La Corte dei Conti crede di essere la Corte dei Ponti e conferma, ancora una volta, la necessità di una riforma che, vista l’ennesima l’invasione di campo, dovrebbe essere ben più radicale di quella in discussione in Parlamento. Siamo arrivati al punto che sulle grandi opere strategiche che fanno parte del programma di governo decidono un paio di magistrati, i quali si sarebbero lamentati della presenza di “link” nella documentazione del ministero sull’infrastruttura.
Delle due l’una: o sono analfabeti digitali che vivono nell’800 o sono degli azzeccagarbugli che cercano un cavillo per condurre una guerra politica contro il centrodestra che ha osato votare una riforma della giustizia, di cui la Corte è uno stellare esempio di corporativismo e faziosità. Le motivazioni della bocciatura saranno note entro 30 giorni e il solo fatto che le toghe abbiano questo lasso di tempo per intingere il pennino dà tutta l’idea della loro inattualità e inadeguatezza. Webuild è una società quotata in Borsa, i mercati comprano e vendono in tempo reale, gli italiani che votano e pagano le tasse dovrebbero essere informati subito nel dettaglio delle ragioni della decisione, ma come sempre da una parte c’è la realtà e dall’altra c’è la magistratura.

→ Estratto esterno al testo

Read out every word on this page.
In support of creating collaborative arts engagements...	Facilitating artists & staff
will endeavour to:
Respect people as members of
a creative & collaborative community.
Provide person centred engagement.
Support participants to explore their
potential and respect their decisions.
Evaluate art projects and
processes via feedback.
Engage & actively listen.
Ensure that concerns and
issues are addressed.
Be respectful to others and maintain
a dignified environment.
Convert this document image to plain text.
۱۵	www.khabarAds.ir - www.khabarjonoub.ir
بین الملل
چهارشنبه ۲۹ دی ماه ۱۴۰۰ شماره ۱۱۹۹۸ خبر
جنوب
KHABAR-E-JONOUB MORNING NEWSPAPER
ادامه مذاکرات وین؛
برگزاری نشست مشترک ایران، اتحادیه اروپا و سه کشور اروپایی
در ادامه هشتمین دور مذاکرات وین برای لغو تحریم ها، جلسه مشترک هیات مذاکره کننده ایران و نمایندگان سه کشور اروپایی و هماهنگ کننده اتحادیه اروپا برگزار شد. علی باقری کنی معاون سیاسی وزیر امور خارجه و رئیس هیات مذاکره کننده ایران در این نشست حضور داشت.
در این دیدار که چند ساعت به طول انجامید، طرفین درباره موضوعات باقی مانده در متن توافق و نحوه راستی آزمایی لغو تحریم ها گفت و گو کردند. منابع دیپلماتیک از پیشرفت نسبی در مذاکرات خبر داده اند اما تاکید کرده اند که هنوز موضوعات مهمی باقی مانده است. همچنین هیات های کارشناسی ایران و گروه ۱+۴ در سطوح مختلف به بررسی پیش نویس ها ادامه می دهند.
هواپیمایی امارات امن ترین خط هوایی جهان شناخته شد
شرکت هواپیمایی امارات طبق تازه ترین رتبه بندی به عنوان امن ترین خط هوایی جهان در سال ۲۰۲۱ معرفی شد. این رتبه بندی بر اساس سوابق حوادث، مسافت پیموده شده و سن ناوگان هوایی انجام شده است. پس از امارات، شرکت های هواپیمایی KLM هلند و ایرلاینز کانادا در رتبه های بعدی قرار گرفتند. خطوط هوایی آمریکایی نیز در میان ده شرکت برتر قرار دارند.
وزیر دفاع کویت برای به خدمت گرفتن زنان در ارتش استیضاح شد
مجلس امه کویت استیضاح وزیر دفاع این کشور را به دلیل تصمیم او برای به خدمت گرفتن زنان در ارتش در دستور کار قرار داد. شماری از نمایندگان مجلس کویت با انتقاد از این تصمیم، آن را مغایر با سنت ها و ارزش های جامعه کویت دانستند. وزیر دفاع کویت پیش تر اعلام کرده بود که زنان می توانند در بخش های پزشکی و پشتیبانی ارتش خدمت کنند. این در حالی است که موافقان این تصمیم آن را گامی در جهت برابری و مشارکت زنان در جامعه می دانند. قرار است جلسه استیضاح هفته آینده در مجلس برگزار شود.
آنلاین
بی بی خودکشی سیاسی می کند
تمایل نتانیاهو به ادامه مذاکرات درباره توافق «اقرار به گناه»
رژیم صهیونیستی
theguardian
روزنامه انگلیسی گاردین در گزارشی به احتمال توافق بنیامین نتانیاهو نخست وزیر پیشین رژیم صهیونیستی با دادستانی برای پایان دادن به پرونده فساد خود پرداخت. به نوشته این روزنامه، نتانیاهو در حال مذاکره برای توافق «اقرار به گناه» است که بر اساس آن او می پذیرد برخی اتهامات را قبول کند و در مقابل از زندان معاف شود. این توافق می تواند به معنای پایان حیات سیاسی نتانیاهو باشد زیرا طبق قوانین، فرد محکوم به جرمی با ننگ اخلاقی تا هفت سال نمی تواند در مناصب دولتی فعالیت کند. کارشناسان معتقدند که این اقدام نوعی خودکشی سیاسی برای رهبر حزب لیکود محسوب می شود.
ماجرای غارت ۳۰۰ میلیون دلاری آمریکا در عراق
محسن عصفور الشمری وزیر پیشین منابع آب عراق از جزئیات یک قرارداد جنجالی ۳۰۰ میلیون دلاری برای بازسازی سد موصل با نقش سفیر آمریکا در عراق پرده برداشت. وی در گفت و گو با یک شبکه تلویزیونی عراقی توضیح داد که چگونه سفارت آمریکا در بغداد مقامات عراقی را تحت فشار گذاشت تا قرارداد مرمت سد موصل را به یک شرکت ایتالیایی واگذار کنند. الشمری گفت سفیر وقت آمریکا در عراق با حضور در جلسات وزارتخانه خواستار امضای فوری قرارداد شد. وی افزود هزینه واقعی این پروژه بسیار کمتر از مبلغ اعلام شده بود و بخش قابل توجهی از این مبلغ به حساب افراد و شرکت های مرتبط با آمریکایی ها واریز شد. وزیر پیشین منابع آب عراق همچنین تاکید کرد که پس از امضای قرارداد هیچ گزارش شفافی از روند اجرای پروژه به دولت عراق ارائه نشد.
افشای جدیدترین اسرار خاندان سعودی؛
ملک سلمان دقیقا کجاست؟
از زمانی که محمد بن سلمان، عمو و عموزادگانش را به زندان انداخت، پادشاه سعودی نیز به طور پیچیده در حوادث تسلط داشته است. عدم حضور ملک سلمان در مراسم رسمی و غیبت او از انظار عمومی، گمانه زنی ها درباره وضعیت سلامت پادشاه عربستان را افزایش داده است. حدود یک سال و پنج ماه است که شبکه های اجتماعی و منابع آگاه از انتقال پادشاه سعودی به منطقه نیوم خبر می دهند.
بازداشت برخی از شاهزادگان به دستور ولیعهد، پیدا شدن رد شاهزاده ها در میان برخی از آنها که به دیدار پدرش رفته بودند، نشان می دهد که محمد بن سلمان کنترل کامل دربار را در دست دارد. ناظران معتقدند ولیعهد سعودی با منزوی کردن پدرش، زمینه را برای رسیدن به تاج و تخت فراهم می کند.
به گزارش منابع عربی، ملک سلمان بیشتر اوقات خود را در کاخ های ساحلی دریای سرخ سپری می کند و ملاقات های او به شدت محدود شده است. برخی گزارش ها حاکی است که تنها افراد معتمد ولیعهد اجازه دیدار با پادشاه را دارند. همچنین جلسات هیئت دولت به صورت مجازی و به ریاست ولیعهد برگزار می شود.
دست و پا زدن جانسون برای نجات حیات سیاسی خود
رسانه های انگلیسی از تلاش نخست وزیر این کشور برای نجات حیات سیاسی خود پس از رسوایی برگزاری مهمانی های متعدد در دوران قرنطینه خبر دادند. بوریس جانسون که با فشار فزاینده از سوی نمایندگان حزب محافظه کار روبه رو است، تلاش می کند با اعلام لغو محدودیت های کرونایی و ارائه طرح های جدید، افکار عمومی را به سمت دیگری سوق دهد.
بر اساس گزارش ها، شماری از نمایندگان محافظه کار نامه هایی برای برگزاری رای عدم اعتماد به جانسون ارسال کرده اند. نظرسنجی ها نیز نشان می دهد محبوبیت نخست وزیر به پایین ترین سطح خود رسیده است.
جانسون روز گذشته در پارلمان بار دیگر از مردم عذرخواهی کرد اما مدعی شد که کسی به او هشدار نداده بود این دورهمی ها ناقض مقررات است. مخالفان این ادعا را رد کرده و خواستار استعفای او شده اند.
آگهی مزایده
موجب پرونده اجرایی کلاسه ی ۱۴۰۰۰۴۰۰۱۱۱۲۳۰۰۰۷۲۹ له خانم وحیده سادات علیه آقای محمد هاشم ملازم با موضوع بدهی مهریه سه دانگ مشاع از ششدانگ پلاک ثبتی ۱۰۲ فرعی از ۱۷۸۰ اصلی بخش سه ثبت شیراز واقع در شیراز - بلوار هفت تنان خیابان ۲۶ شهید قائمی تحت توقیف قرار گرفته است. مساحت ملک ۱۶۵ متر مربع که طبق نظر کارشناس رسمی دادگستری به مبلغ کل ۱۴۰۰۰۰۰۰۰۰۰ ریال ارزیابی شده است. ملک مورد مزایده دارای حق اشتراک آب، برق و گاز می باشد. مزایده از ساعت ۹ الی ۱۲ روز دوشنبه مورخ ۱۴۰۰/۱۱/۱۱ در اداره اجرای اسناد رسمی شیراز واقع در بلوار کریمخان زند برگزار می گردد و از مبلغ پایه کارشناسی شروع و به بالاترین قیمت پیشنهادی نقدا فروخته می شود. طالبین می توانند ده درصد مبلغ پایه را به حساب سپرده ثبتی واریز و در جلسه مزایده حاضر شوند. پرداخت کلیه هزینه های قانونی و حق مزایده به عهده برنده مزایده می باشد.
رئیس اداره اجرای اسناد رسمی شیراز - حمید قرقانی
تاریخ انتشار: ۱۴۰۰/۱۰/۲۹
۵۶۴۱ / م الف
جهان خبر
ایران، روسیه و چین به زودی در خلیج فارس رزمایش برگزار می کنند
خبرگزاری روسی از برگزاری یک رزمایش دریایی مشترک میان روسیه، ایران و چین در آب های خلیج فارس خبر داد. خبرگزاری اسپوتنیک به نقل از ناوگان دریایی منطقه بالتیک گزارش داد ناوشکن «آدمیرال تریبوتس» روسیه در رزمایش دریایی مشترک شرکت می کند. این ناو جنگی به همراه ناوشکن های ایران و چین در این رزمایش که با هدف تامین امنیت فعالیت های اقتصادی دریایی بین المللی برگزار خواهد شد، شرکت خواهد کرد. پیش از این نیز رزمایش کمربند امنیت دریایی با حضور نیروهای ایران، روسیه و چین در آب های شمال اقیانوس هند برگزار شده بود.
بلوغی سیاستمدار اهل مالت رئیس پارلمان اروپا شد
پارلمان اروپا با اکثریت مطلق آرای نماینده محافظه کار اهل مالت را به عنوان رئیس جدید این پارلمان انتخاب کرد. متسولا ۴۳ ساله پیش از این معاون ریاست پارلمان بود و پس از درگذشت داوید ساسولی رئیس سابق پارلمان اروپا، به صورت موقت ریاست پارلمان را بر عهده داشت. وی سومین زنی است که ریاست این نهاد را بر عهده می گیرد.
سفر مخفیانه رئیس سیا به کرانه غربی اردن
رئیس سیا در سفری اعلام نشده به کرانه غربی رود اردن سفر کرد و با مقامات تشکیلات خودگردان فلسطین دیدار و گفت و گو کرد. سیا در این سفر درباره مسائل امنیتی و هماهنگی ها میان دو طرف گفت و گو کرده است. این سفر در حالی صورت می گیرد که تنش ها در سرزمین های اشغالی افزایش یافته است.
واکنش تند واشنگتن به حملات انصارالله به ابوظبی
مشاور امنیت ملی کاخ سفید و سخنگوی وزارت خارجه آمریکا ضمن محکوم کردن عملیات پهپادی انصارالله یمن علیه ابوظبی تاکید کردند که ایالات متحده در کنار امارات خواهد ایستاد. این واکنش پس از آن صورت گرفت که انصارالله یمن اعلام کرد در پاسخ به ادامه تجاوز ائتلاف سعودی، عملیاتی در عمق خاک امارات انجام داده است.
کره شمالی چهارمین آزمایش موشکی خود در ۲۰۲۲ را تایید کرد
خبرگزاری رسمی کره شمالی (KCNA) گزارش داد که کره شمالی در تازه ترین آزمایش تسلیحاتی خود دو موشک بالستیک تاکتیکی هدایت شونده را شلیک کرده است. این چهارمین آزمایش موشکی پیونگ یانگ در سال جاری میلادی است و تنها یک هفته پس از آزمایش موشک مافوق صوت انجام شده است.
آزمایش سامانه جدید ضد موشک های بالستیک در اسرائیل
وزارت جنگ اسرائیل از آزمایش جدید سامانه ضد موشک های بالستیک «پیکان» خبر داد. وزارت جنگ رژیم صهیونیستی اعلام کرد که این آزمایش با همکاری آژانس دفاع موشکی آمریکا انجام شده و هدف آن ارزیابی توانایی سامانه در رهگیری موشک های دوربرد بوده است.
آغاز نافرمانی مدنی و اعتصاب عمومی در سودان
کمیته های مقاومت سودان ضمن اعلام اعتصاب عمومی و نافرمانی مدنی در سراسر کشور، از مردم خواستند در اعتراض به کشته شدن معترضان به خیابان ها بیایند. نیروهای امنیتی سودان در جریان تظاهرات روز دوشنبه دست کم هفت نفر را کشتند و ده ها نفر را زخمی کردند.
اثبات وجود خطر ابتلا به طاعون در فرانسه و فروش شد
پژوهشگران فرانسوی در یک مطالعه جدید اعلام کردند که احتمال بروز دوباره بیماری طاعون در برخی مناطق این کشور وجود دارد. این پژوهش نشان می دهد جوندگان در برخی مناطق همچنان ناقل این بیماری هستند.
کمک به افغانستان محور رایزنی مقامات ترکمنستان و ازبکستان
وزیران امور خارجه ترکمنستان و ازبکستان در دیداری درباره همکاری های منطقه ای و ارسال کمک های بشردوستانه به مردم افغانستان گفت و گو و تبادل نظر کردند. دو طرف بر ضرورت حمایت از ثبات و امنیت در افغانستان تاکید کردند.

Mentre migliaia di persone mandavano il loro curriculum per cercare un posto di lavoro con Webuild, i giudici prendevano una decisione che deve spettare solo al governo perché è in gioco l’interesse nazionale non la parrucca delle toghe. Ho sempre scritto che la vera opposizione non è quella che siede in Parlamento, ma l’invisibile partito della magistratura, dell’alta burocrazia, inamovibile e irresponsabile, che tutto decide senza mai pagare dazio. La sinistra li ha coccolati, arruolati, protetti per decenni.
Così hanno reso la vita impossibile al centrodestra fin dalla discesa in campo del Cavaliere nel 1994, ci stanno riprovando trent’anni dopo. Ho la netta sensazione che non ci riusciranno perché ieri abbiamo avuto la prova che in Italia la giustizia è sotto un ponte.